In an atmosphere energised with an increasing presence of Islamists in different institutions, Abdel-Fatah stresses that the most significant players in the political scene are those in opposition. While discussing the issue of opposition, the writer defines the term as the generator of rational democracy. In his perspective, opposition forces should not merely stand against the government or the state. Abdel-Fatah relates opposition to all former presidential hopefuls calling on them to unify efforts to establish a true democratic state. For many analysts, merging the efforts of Mohamed ElBaradei, Abdel-Moneim Abul Fotouh, Hamdeen Sabahy and Amr Moussa is dubious. The writer agrees that their ideologies are not compatible neither harmonious to build a fortified bloc. “It is not like one of them is a suit and the other is the tie,” Abdel-Fatah writes. In spite of demonstrating the rivalry generated from their distinct political tendencies, the writer still believes that the figures can work together on achieving dramatic developments similar to the weight of 25 January revolution. There is a historical responsibility that lies on the shoulders of the ex-presidential hopefuls. Abdel-Fatah reminds them of the importance of weighing the balance with Islamists, namely the Muslim Brotherhood and the Salafis. Egypt is in a dire need of balanced political ingredients.

 

Veiled news anchor

Tareq Al-Shenawi
Tareq Al-Shenawi

Tareq Al-Shenawi

Al-Tahrir newspaper

The appearance of the first Egyptian veiled news anchor prompted Al-Shenawi to examine the relation between the Muslim Brotherhood’s dominance of the media. The writer commences his column recalling the first statement of Fatma Nabil, the veiled newsreader, who affirmed that only now the 25 revolutionary goals have touched upon Egyptian media.
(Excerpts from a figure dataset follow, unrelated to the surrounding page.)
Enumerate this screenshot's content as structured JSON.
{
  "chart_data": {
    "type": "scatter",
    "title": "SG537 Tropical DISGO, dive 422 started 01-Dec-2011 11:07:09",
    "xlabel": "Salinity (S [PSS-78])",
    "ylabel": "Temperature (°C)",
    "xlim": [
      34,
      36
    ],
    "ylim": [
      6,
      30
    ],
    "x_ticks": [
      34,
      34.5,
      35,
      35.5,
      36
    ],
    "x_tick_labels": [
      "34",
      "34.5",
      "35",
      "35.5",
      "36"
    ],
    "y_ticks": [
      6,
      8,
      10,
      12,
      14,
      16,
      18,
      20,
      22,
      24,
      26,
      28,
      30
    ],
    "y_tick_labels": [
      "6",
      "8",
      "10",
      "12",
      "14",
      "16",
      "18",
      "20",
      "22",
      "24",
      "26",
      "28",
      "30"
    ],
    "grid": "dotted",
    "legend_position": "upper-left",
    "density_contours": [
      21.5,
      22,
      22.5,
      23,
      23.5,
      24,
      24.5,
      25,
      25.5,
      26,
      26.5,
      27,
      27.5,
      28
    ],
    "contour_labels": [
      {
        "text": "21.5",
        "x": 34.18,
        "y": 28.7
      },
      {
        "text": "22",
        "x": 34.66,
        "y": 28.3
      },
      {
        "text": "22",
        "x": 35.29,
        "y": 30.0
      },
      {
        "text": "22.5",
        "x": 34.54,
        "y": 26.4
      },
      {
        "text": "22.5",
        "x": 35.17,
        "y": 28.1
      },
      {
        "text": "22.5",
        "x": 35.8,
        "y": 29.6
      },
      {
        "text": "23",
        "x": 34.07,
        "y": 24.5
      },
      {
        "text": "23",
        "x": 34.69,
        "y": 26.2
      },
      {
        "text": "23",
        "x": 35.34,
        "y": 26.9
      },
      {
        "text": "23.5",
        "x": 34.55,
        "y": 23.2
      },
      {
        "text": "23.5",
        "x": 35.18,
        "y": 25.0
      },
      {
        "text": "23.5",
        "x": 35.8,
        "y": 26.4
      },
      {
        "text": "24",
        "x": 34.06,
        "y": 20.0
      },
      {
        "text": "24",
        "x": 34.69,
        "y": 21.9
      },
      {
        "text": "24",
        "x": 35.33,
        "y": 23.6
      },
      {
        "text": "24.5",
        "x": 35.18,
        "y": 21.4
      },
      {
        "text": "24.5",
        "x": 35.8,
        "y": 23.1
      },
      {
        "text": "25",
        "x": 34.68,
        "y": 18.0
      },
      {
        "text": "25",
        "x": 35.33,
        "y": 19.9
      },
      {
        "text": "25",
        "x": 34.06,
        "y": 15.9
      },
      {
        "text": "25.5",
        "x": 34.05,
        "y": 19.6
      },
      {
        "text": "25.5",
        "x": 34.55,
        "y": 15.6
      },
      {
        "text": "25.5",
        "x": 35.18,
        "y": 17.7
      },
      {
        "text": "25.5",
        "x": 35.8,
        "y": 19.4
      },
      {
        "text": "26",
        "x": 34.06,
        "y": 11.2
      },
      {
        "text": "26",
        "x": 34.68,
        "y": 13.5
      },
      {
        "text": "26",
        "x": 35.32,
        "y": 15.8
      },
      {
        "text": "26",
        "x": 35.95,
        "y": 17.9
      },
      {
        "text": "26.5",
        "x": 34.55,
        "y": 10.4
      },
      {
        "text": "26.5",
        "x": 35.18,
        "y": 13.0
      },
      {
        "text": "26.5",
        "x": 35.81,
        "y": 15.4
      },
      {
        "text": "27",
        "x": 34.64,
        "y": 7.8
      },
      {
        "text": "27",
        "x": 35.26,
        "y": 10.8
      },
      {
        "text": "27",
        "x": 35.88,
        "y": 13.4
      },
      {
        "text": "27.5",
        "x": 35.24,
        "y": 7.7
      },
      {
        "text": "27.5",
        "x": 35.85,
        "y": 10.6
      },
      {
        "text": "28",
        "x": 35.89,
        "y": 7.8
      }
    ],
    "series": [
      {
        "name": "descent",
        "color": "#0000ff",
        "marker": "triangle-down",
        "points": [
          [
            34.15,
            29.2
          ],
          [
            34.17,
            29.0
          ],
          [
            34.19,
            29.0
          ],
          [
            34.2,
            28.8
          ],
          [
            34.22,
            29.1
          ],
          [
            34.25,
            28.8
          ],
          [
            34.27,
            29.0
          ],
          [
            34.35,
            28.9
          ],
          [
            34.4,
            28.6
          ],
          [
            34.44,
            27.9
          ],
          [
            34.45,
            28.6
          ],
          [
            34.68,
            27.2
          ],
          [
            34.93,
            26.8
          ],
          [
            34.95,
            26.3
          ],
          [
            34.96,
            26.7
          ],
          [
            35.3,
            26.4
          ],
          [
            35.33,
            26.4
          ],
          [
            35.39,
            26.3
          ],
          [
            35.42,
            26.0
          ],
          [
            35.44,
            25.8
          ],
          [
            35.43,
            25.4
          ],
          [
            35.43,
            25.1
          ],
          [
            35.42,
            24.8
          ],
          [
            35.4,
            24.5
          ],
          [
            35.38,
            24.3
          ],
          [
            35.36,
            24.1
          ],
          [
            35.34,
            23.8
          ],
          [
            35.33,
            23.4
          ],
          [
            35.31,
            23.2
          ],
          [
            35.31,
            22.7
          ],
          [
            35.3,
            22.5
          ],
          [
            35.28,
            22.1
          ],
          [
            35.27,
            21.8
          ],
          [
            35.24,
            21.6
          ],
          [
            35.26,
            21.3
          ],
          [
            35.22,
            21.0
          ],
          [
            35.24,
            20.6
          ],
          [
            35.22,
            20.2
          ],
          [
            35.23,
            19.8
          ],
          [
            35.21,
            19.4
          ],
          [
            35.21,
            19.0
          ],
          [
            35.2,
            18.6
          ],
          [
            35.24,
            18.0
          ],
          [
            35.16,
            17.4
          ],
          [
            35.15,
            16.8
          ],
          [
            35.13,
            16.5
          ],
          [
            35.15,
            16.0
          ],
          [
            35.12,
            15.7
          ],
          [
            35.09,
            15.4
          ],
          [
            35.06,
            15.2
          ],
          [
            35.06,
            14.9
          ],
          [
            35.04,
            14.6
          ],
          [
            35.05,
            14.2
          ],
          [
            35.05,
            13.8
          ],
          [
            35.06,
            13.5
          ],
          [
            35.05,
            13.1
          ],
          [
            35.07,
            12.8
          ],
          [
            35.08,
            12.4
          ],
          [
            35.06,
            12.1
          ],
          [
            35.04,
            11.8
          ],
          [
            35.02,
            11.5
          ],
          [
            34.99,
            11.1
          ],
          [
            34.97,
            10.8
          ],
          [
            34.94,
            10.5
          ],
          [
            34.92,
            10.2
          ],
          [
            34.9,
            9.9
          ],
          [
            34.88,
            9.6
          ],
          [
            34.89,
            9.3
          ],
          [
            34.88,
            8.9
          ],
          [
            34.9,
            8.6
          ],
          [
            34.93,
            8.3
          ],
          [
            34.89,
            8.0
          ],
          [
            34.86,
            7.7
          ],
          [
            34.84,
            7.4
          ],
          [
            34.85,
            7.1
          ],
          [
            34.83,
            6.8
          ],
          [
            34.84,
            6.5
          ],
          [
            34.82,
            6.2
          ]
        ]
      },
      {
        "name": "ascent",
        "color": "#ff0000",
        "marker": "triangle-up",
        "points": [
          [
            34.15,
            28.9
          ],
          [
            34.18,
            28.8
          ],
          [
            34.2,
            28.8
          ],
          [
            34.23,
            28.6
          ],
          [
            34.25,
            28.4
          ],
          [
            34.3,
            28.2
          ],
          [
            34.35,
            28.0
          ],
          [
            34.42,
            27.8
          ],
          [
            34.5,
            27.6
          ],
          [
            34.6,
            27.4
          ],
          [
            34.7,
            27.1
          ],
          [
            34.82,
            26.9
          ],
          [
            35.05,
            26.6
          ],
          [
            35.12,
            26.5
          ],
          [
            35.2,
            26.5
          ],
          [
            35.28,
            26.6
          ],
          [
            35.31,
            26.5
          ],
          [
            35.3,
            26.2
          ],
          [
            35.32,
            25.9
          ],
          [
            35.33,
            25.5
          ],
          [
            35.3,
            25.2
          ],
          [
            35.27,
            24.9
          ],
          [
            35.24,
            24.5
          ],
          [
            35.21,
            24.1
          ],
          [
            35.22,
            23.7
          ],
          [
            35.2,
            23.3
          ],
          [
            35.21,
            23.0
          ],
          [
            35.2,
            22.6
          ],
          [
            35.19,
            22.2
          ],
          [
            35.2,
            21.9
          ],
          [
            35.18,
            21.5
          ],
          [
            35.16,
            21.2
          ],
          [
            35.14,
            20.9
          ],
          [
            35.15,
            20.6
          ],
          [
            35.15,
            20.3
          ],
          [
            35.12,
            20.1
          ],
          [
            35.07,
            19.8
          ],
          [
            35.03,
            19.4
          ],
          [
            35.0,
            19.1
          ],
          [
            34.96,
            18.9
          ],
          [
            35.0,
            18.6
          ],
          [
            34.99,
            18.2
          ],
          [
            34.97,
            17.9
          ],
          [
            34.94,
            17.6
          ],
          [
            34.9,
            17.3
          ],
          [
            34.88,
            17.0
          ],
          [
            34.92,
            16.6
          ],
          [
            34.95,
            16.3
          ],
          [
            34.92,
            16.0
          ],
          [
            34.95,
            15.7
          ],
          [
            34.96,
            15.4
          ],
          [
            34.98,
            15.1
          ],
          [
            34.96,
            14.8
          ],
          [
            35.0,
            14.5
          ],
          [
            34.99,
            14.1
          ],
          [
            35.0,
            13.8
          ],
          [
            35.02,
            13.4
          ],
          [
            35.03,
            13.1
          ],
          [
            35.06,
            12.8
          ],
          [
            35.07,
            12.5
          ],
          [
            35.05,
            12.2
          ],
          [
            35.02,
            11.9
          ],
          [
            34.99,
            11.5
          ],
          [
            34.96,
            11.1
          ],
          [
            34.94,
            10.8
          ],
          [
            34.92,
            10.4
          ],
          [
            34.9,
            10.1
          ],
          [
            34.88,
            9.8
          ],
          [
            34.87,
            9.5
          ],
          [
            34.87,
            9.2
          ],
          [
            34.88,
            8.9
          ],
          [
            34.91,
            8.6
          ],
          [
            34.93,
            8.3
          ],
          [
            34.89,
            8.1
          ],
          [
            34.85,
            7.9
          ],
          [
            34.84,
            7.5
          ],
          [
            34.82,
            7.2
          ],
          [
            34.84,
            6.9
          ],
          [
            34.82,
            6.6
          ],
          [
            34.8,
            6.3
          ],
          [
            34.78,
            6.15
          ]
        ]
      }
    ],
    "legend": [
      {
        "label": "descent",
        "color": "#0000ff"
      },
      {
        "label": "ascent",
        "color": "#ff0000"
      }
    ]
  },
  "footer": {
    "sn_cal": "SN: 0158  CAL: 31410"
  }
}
Although it has been minimally acceptable for female hosts to appear with their head scarves on screens during the time of Mubarak’s more secular-minded authorities, the writer links the move to a political decision that strongly associates veiled anchors to the rule of the Muslim Brotherhood.

Al-Shenawi chides the fact that a headscarf has repeatedly cornered females to work beside rather than in front of the camera. The writer then expresses his fears that the opening space for covered women to read the news might create internal disputes inside several state TV stations. The move might build impressions that unveiled hosts can probably lose chance to excel and reach a stage of staying out of the top job with the increasing presence of veiled hosts. In Al-Shenawi’s perspective, a successful TV host will not be assessed on whether or not she decides to appear with a cover on the head. It is only her excelling performance and her charisma that decides on the amount of viewers and followers of any anchor’s program, Al-Shenawi notes.